У меня в тот час, воистину, во всём мире не было другого товарища, а опасения и надежды, теснившиеся в душе, искали выхода, подобно птицам, запертым в тесной клетке, и я, как тонущий, который хватается за последнюю опору, — рассказал графу всё: как встретил Ренату, как мы прожили с ней зиму, словно муж и жена, причём только причудливость её характера помешала нам закрепить этот союз перед алтарём, как Рената внезапно меня покинула и как я узнал её теперь в сестре Марии; умолчал я только об истинных причинах побега Ренаты, объяснив его её сокрушением о грехах и желанием покаяния, — а закончил своё повествование просьбой, обращённой к графу, помочь мне в моём страшном положении.

— Последние недели, — говорил я, — как вы сами, милостивый граф, могли заметить, я как-то примирился или, лучше сказать, свыкся с мыслью, что разлучился с Ренатою навсегда.
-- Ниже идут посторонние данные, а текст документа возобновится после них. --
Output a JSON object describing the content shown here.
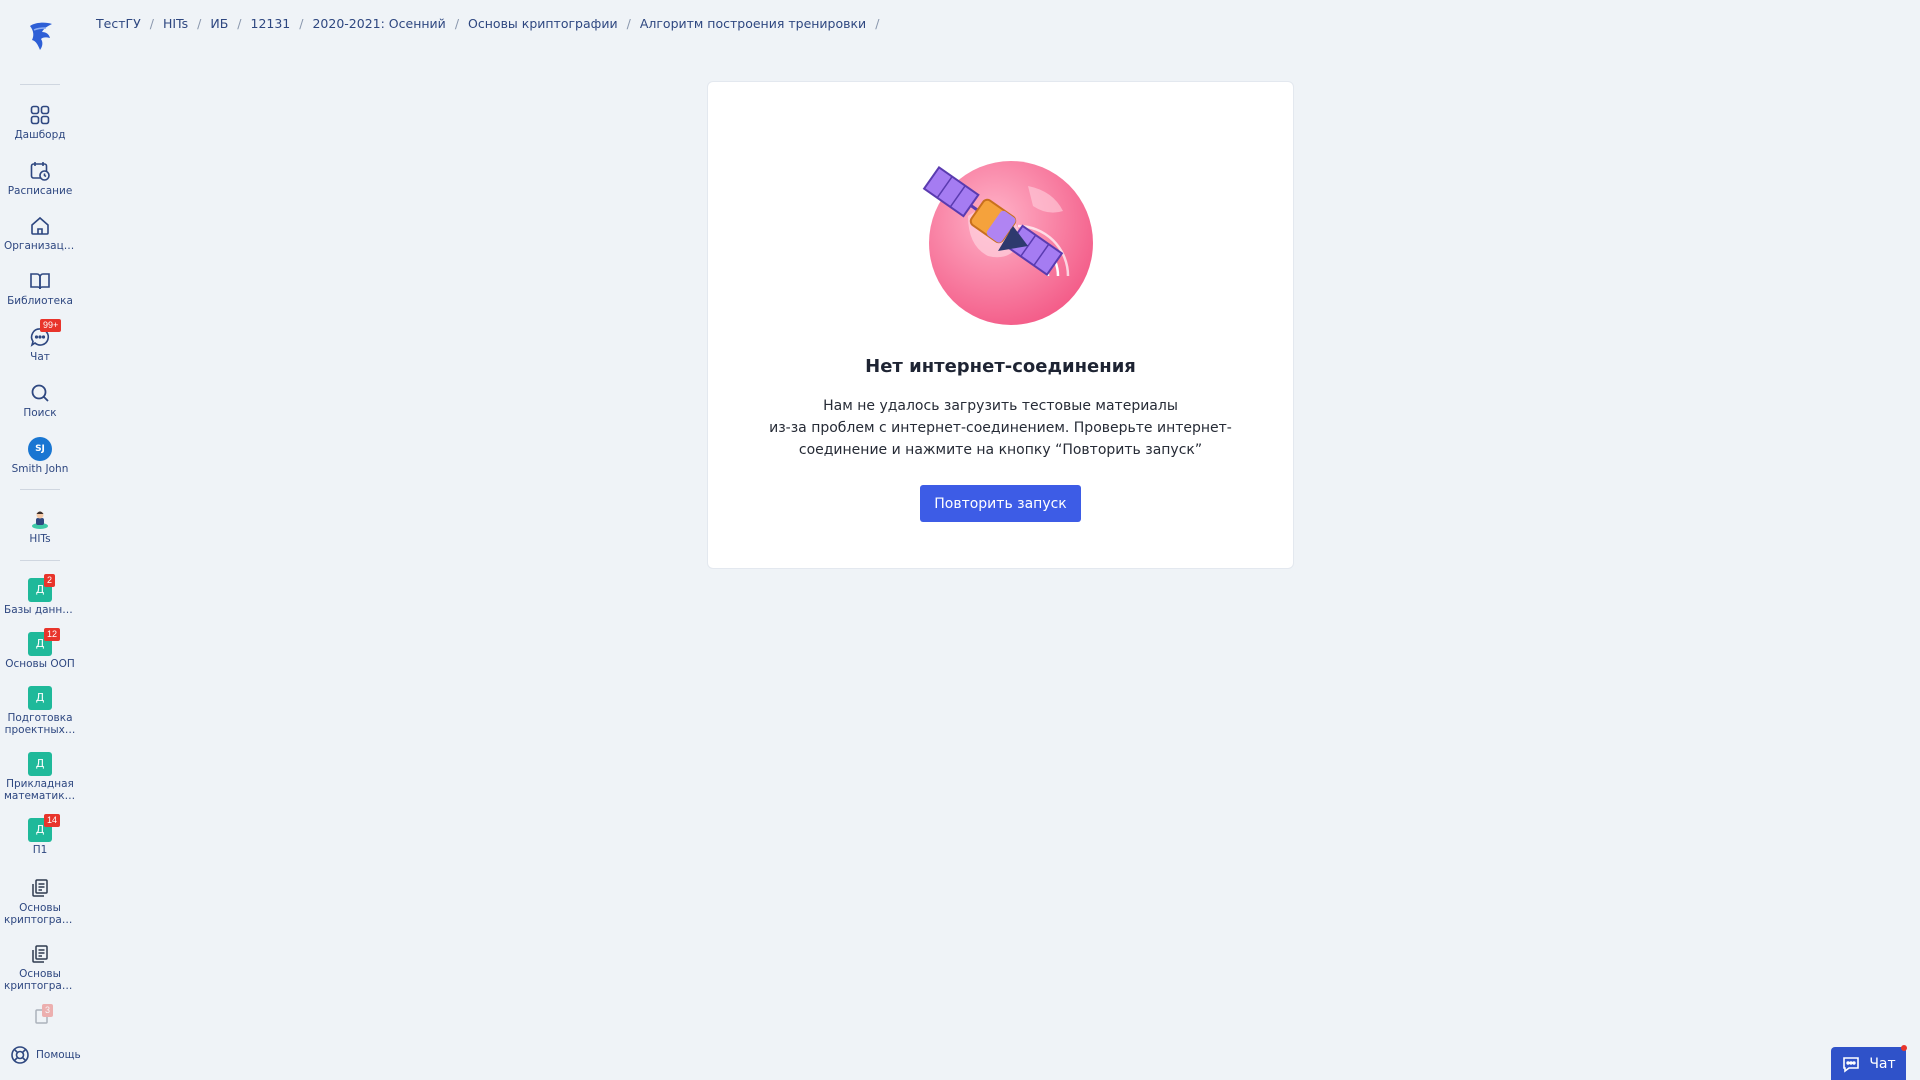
{
  "breadcrumb": [
    "ТестГУ",
    "HITs",
    "ИБ",
    "12131",
    "2020-2021: Осенний",
    "Основы криптографии",
    "Алгоритм построения тренировки"
  ],
  "sidebar": {
    "main": [
      {
        "label": "Дашборд",
        "icon": "grid-icon"
      },
      {
        "label": "Расписание",
        "icon": "calendar-clock-icon"
      },
      {
        "label": "Организация",
        "icon": "home-icon"
      },
      {
        "label": "Библиотека",
        "icon": "book-icon"
      },
      {
        "label": "Чат",
        "icon": "chat-icon",
        "badge": "99+"
      },
      {
        "label": "Поиск",
        "icon": "search-icon"
      }
    ],
    "user": {
      "initials": "SJ",
      "label": "Smith John"
    },
    "org": {
      "label": "HITs",
      "icon": "mascot-icon"
    },
    "courses": [
      {
        "letter": "Д",
        "label": "Базы данных",
        "badge": "2"
      },
      {
        "letter": "Д",
        "label": "Основы ООП",
        "badge": "12"
      },
      {
        "letter": "Д",
        "label": "Подготовка проектных…",
        "badge": ""
      },
      {
        "letter": "Д",
        "label": "Прикладная математика…",
        "badge": ""
      },
      {
        "letter": "Д",
        "label": "П1",
        "badge": "14"
      }
    ],
    "docs": [
      {
        "label": "Основы криптограф…",
        "icon": "documents-icon"
      },
      {
        "label": "Основы криптограф…",
        "icon": "documents-icon"
      }
    ],
    "faded_badge": "3",
    "help_label": "Помощь"
  },
  "card": {
    "title": "Нет интернет-соединения",
    "message_line1": "Нам не удалось загрузить тестовые материалы",
    "message_line2": "из-за проблем с интернет-соединением. Проверьте интернет-",
    "message_line3": "соединение и нажмите на кнопку “Повторить запуск”",
    "retry_label": "Повторить запуск"
  },
  "chat_widget": {
    "label": "Чат"
  },
  "colors": {
    "accent": "#3d5ce6",
    "course": "#1fb99a",
    "badge": "#e8342b",
    "nav_text": "#2e4780"
  }
}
Но едва я увидел вновь её лицо, как вся любовь в моей душе ожила, как Феникс, и я опять понимаю, что эта женщина мне дороже собственной жизни. Между тем безжалостная судьба, вернув мне Ренату, в то же время бросает её в руки инквизиции, и все улики этого дела говорят мне, что я так чудесно обрёл потерянную лишь затем, чтобы потерять её окончательно! Что могу я предпринять для спасения свой возлюбленной, — я, один, против власти инквизитора, против воли Архиепископа и против силы его стрелков и стражи? Если в вас, граф, не найду я поддержки и защиты, если в вас нет ко мне сострадания, не останется мне ничего другого, как разбить себе голову о стену той тюрьмы, где заключена Рената!

Приблизительно так говорил я графу, и он слушал меня с большой чуткостью и отдельными вопросами, которые задавал мне, показывал, что старается вникнуть в мою историю. Когда же я кончил, он сказал мне:

— Дорогой Рупрехт! Твоя судьба трогает меня живо, и я даю моё рыцарское слово, что окажу тебе всякое содействие, какое будет в моих силах.

Последовавшие события доказали, что граф своей рыцарской честью не шутил, ибо, пытаясь оказать мне помощь против инквизитора, смело подверг он опасности своё высокое положение, но всё же я вовсе не уверен, что действовал он так по расположению или участию ко мне. Обдумывая теперь поведение графа, я полагаю, что руководило им, во-первых, желание проявить себя истым гуманистом, защищая сестру Марию от изуверства инквизитора, ибо в реальность одержания он никак не хотел верить; во-вторых, — давняя неприязнь к архиепископу, его ленному господину, намерения которого приятно ему было разрушить; в-третьих, наконец, юношеская любовь к приключениям и всякого рода проказам, та самая, которая подсказала ему сложную и не дешёвую шутку с доктором Фаустом. Однако, само собой разумеется, эти соображения не мешают мне поныне отдавать должное тому участию, которое граф проявил по отношению ко мне, и вспоминать об нём, как о человеке, если и не совершённом, то, во всяком случае, благородном и с душой чуткой.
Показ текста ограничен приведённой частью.